Table 4. Self-complementary $[28,7,\{12,16,28\left\}\right]$ codes.

G	$[27,6,\{12,16\left\}\right]$	$[28,6,\{12,16\left\}\right]$	Total:
$\left(\begin{array}{c}1111111111111111111111111111\\ 0000000111111111111111100000\\ 0011111000000000111111010000\\ 0100011000001111001111001000\\ 1001100000110011110011000100\\ 0110001011010001011101000010\\ 1010111101000101000101000001\end{array}\right)$	1	1	2
$\left(\begin{array}{c}1111111111111111111111111111\\ 0000000111111111111111100000\\ 1111111000000011111111010000\\ 0000111000011100011111001000\\ 0001011001100101100111000100\\ 0110001010001110111001000010\\ 1010001100100111101010000001\end{array}\right)$	1	2	3
$\left(\begin{array}{c}1111111111111111111111111111\\ 0000000111111111111111100000\\ 1111111000000011111111010000\\ 0000111000011100011111001000\\ 0001011001100101100111000100\\ 0110001010001110111001000010\\ 1010001110100001101011000001\end{array}\right)$	2	2	4
$\left(\begin{array}{c}1111111111111111111111111111\\ 0000000111111111111111100000\\ 1111111000000011111111010000\\ 0000111000011100011111001000\\ 0011001001100111100011000100\\ 0100011010101001100111000010\\ 1001100100011010101101000001\end{array}\right)$	1	2	3

7. Conclusions

In this paper, we defined and studied four families of two-weight codes and two families of three-weight codes that were closely connected to the self-complementary codes of even length meeting the Grey–Rankin bound. Furthermore, we presented the relations between these six special families of binary linear codes and showed how one could construct from a two-weight code in one of the families codes of the same dimension in the other three families of two-weight codes. Similarly, we showed how to construct a three-weight code in one of the families of three-weight codes from a code from the other family with the same dimension. We also presented a construction of a two-weight code of dimension $k+2$ in one of the families from a two-weight code of dimension k. Lastly, we classified codes on the basis of the theoretical results and some other well-known properties. Our efforts were focused on the classification of projective two-weight codes with parameters $[119,8,\{56,64\left\}\right]$. Since the number of inequivalent linear codes that meet the Grey–Rankin bound grows exponentially [15], we presented a partial classification for the codes with these parameters; more precisely, we gave the classification of the projective two-weight $[119,8,\{56,64\left\}\right]$ codes constructed from the seven $[35,6,\{16,20\left\}\right]$ codes.

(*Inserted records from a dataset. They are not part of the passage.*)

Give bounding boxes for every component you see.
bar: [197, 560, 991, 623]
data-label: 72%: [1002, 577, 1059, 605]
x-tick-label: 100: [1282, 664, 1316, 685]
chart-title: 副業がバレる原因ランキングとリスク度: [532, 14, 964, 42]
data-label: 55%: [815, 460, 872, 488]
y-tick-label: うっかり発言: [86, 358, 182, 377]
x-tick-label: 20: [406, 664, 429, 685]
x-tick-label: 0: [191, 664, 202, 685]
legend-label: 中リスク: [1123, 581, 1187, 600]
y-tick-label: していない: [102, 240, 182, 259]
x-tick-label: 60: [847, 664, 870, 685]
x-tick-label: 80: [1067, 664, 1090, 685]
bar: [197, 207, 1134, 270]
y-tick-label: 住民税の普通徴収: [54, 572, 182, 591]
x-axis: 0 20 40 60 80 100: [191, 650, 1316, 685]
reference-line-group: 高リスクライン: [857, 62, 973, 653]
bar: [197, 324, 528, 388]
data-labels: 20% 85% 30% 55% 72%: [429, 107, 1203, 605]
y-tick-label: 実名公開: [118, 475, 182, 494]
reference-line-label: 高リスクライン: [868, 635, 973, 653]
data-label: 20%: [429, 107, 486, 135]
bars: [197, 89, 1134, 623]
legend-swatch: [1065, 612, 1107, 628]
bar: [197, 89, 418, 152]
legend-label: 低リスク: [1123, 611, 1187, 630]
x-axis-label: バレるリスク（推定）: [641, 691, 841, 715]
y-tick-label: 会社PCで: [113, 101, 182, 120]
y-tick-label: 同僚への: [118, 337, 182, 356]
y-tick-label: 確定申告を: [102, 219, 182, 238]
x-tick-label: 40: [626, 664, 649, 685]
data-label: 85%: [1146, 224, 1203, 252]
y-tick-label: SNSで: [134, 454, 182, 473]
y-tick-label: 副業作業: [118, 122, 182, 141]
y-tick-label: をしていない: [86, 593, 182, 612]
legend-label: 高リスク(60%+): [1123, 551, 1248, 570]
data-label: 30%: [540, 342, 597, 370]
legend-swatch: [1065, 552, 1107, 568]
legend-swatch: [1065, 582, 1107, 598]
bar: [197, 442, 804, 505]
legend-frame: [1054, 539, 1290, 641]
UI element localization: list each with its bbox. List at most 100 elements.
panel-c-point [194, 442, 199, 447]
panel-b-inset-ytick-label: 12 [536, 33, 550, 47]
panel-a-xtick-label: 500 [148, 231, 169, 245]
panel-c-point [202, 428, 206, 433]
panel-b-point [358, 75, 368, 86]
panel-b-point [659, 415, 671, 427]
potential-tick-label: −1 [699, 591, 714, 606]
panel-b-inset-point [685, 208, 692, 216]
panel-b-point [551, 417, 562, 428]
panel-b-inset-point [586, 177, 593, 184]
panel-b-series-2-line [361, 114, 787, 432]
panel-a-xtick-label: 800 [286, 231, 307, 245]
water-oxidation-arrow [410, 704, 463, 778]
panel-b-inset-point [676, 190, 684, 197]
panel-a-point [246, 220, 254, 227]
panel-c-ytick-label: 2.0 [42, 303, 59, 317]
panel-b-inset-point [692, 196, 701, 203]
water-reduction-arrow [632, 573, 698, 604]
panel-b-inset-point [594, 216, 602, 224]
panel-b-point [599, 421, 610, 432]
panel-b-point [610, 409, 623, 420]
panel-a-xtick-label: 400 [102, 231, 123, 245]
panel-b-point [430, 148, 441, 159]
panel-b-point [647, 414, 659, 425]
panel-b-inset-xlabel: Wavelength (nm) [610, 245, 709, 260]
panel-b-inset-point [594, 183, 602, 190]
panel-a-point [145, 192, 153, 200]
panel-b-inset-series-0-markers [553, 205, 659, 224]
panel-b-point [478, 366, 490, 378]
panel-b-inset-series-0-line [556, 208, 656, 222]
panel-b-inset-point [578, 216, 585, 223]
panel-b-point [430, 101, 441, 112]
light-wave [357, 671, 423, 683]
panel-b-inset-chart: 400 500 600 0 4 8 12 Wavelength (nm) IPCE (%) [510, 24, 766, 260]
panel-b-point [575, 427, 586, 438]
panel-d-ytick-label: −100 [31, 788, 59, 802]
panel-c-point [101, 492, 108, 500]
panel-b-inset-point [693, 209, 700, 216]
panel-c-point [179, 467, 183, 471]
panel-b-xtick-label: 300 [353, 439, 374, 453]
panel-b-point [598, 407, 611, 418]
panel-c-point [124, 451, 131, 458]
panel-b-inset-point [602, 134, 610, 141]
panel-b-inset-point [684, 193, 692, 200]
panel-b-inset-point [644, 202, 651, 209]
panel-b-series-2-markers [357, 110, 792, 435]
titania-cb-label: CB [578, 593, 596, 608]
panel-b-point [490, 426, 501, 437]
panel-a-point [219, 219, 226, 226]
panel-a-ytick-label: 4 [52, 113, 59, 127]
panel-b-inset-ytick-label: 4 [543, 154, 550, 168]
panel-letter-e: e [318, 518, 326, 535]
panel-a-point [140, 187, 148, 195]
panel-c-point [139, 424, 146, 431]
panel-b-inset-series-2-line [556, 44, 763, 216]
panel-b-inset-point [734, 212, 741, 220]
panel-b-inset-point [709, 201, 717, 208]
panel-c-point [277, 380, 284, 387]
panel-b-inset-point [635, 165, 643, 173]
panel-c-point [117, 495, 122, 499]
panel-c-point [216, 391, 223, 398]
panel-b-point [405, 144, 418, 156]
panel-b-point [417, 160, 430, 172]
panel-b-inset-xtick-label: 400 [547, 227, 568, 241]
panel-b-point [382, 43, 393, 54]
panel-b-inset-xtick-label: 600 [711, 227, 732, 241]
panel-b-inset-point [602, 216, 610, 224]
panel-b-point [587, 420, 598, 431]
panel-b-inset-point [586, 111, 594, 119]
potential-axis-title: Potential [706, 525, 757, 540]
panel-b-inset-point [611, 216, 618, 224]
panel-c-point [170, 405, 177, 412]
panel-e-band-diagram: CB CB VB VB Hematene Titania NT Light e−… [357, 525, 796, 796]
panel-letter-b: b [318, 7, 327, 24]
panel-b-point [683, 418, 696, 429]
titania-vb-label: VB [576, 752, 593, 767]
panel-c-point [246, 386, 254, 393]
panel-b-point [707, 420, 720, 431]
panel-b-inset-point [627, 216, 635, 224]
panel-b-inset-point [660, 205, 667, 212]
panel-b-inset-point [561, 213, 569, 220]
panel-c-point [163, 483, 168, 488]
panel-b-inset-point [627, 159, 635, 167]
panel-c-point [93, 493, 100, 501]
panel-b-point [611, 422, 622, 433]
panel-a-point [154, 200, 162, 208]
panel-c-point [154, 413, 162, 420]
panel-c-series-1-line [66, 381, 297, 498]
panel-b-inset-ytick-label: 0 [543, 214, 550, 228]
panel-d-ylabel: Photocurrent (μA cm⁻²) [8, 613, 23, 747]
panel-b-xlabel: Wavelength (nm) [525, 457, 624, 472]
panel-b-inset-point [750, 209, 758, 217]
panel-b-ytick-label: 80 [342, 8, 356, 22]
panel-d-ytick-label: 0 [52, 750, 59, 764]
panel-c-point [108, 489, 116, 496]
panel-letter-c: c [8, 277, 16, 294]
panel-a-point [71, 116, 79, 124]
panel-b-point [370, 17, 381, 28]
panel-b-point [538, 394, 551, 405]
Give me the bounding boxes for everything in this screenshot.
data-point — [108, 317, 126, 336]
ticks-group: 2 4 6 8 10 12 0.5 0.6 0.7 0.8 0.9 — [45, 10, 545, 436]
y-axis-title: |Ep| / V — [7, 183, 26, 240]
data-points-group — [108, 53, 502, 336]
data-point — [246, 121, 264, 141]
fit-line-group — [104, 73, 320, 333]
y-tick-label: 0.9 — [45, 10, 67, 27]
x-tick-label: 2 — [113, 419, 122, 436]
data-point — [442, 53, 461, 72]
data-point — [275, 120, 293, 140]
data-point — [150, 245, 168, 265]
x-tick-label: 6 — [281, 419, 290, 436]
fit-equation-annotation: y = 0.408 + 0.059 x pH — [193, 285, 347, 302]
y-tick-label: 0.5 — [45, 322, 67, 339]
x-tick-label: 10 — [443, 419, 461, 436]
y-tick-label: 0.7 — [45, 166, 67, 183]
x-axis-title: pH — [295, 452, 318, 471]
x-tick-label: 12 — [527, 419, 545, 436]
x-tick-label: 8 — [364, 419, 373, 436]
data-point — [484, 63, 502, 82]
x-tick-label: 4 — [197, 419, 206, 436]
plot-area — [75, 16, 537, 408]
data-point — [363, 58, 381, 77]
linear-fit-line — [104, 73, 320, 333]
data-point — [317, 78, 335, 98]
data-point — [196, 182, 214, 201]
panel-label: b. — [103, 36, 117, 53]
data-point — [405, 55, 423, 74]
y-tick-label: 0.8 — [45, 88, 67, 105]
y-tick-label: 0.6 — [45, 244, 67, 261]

In conclusion, we mention some open problems related to our research:

• Is it possible to obtain equivalent codes from inequivalent ones by self-complementary lifting, and under which conditions? We applied this construction to codes with parameters $[119,8,\{56,64\left\}\right]$ to obtain codes with parameters $[496,10,\{240,256\left\}\right]$, and then to codes with parameters $[2015,12,\{992,1024\left\}\right]$. In these cases, inequivalent codes led to inequivalent ones.
• Is reverse construction possible?
• What is the relationship between the automorphism groups of codes and their extensions?
• How does this construction reflect on other related combinatorial objects?